Compiling WLB with hardcoded ElasticSearch Host URL

So I have my GO env up and running great. Compiling winlogbeat.exe flawlessly. I found that you can bake in ElasticSearch credentials into /libbeat/outputs/elasticsearch/config.go

My Question: How can I bake in ElasticSearchs host URL/IP address into winlogbeat.exe? Also, is there reference material that will show me all the places Winlogbeat pulls default config info from? (the .go files and params...)

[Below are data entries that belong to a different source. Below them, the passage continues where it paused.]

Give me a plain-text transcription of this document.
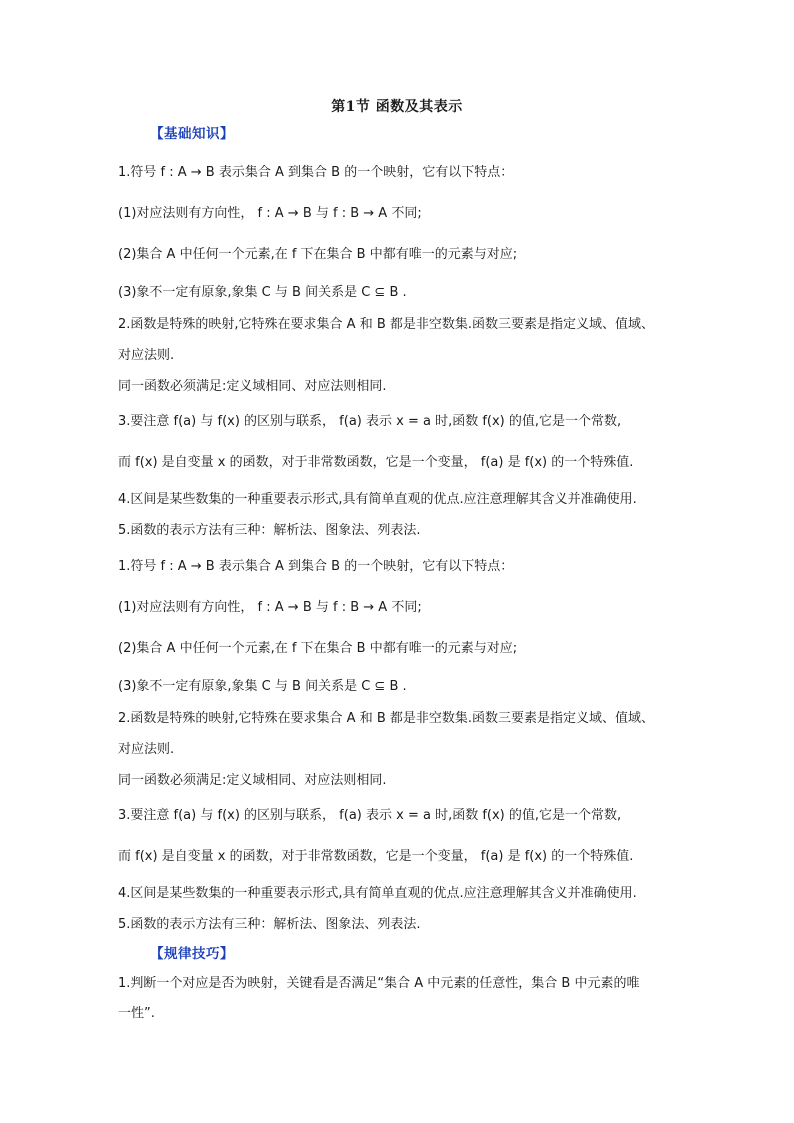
第1节 函数及其表示
【基础知识】
1.符号 f : A → B 表示集合 A 到集合 B 的一个映射，它有以下特点：
(1)对应法则有方向性， f : A → B 与 f : B → A 不同;
(2)集合 A 中任何一个元素,在 f 下在集合 B 中都有唯一的元素与对应;
(3)象不一定有原象,象集 C 与 B 间关系是 C ⊆ B .
2.函数是特殊的映射,它特殊在要求集合 A 和 B 都是非空数集.函数三要素是指定义域、值域、
对应法则.
同一函数必须满足:定义域相同、对应法则相同.
3.要注意 f(a) 与 f(x) 的区别与联系， f(a) 表示 x = a 时,函数 f(x) 的值,它是一个常数,
而 f(x) 是自变量 x 的函数，对于非常数函数，它是一个变量， f(a) 是 f(x) 的一个特殊值.
4.区间是某些数集的一种重要表示形式,具有简单直观的优点.应注意理解其含义并准确使用.
5.函数的表示方法有三种：解析法、图象法、列表法.
1.符号 f : A → B 表示集合 A 到集合 B 的一个映射，它有以下特点：
(1)对应法则有方向性， f : A → B 与 f : B → A 不同;
(2)集合 A 中任何一个元素,在 f 下在集合 B 中都有唯一的元素与对应;
(3)象不一定有原象,象集 C 与 B 间关系是 C ⊆ B .
2.函数是特殊的映射,它特殊在要求集合 A 和 B 都是非空数集.函数三要素是指定义域、值域、
对应法则.
同一函数必须满足:定义域相同、对应法则相同.
3.要注意 f(a) 与 f(x) 的区别与联系， f(a) 表示 x = a 时,函数 f(x) 的值,它是一个常数,
而 f(x) 是自变量 x 的函数，对于非常数函数，它是一个变量， f(a) 是 f(x) 的一个特殊值.
4.区间是某些数集的一种重要表示形式,具有简单直观的优点.应注意理解其含义并准确使用.
5.函数的表示方法有三种：解析法、图象法、列表法.
【规律技巧】
1.判断一个对应是否为映射，关键看是否满足“集合 A 中元素的任意性，集合 B 中元素的唯
一性”.
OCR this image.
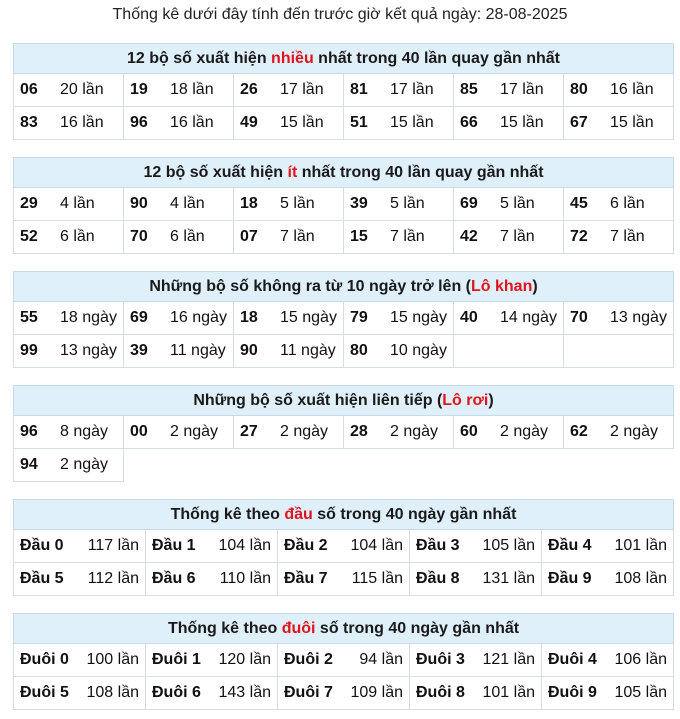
Thống kê dưới đây tính đến trước giờ kết quả ngày: 28-08-2025
12 bộ số xuất hiện nhiều nhất trong 40 lần quay gần nhất					
06 20 lần	19 18 lần	26 17 lần	81 17 lần	85 17 lần	80 16 lần
83 16 lần	96 16 lần	49 15 lần	51 15 lần	66 15 lần	67 15 lần
12 bộ số xuất hiện ít nhất trong 40 lần quay gần nhất					
29 4 lần	90 4 lần	18 5 lần	39 5 lần	69 5 lần	45 6 lần
52 6 lần	70 6 lần	07 7 lần	15 7 lần	42 7 lần	72 7 lần
Những bộ số không ra từ 10 ngày trở lên (Lô khan)					
55 18 ngày	69 16 ngày	18 15 ngày	79 15 ngày	40 14 ngày	70 13 ngày
99 13 ngày	39 11 ngày	90 11 ngày	80 10 ngày		
Những bộ số xuất hiện liên tiếp (Lô rơi)					
96 8 ngày	00 2 ngày	27 2 ngày	28 2 ngày	60 2 ngày	62 2 ngày
94 2 ngày					
Thống kê theo đầu số trong 40 ngày gần nhất				
Đầu 0 117 lần	Đầu 1 104 lần	Đầu 2 104 lần	Đầu 3 105 lần	Đầu 4 101 lần

Đầu 5 112 lần	Đầu 6 110 lần	Đầu 7 115 lần	Đầu 8 131 lần	Đầu 9 108 lần
Thống kê theo đuôi số trong 40 ngày gần nhất				
Đuôi 0 100 lần	Đuôi 1 120 lần	Đuôi 2 94 lần	Đuôi 3 121 lần	Đuôi 4 106 lần

Đuôi 5 108 lần	Đuôi 6 143 lần	Đuôi 7 109 lần	Đuôi 8 101 lần	Đuôi 9 105 lần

I eventually want to include (hardcode) all event IDs into the EXE (get rid of winlogbeat.yml altogether). I'm guessing that someone has already done this and was wondering if anybody can point me in the right direction.

Thanks,
Ben

So for anyone going down the same path as me, let me save you some time. I never figured out weather or not we're suppose to be able to hardcode Elastic node IP/URLs into WLB or not but, I did figure a couple things out. In order for WLB to run without output specified in the YML file, you're going to need to comment out some code in libbeat/publisher/publish.go

 if !publisher.disabled {
 		if len(publisher.Output) == 0 {
 			logp.Info("No outputs are defined. Please define one under the output section.")
 			return errors.New("No outputs are defined. Please define one under the output section.")
 		}
 	}

I also found some references to elastic search in /libbeat/outputs/elasticsearch/url.go and libbeat/scripts/makefile.

You can help me be going through and grepping for "9200" while in the beats directory.

grep -r "9200"

It will show multiple files with references to 9200 (Change a setting like host url, then compile, test, and retry until you find it). Maybe if I have time this weekend, I'll test it out.

Thanks,
Ben

You are definitely not supposed to hardcode config into Winlogbeat. Winlogbeat (and all Beats) strictly separate config from code and you should too. It's a good practice to follow (for example, see the 12-factor manifesto about config).

Thanks for the reply man! From my perspective it makes sense because there are no variables that will ever have to change. Also, it stops regular people from just looking at the config file and most people wouldn't reverse engineer it anyways. Hard-coding + SSL + regular windows user can't read admin privileged files = secure and clean (Some people have admin and I don't want them to see it either). Clean being the key factor.

Now, if I was using multiple beats with multiple settings I probably wouldn't hard-code anything but you brought up a good point which I didn't think about.

Also, compiling your own exe is fun and I might have taken this overboard.

thanks,
Ben

This topic was automatically closed 28 days after the last reply. New replies are no longer allowed.